DataFrame.finalize not called in pd.concat · Issue #6927 · pandas-dev/pandas (original) (raw)
When I assign metadata to a df
import numpy as np
import pandas as pd
np.random.seed(10)
pd.DataFrame._metadata = ['filename']
df1 = pd.DataFrame(np.random.randint(0, 4, (3, 2)), columns=list('ab'))

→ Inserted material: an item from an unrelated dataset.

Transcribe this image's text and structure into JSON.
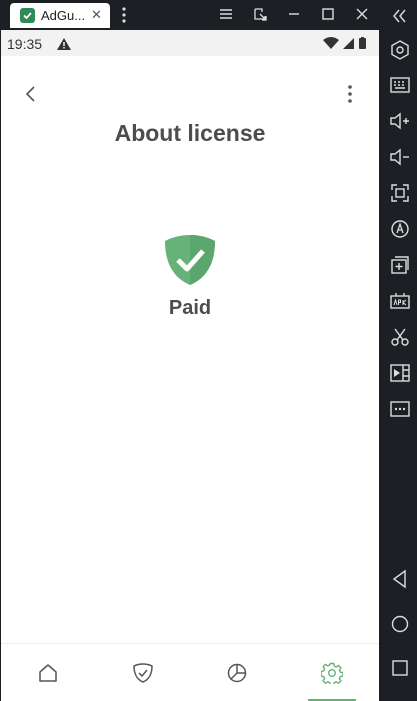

df1.filenames = {'a': 'f1', 'b': 'f2'}
df1
a b
0 1 1
1 0 3
2 0 1
and define a __finalize__
that prints when it's called
def finalize_df(self, other, method=None, **kwargs):
print 'finalize called'
for name in self._metadata:
object.__setattr__(self, name, getattr(other, name, None))
return self
pd.DataFrame.__finalize__ = finalize_df
nothing is preserved when pd.concat
is called:
stacked = pd.concat([df1, df1]) # Nothing printed
stacked
a b
0 1 1
1 0 3
2 0 1
0 1 1
1 0 3
2 0 1
stacked.finalize # => AttributeError
For this specific case it seems reasonable that __finalize__
should be used since all of the elements are from the same dataframe, though I'm not sure about the general use since concat
can also take types other than a DataFrame. But should we/do we have some method to stack dataframes that preserves metadata?
Similar to #6923.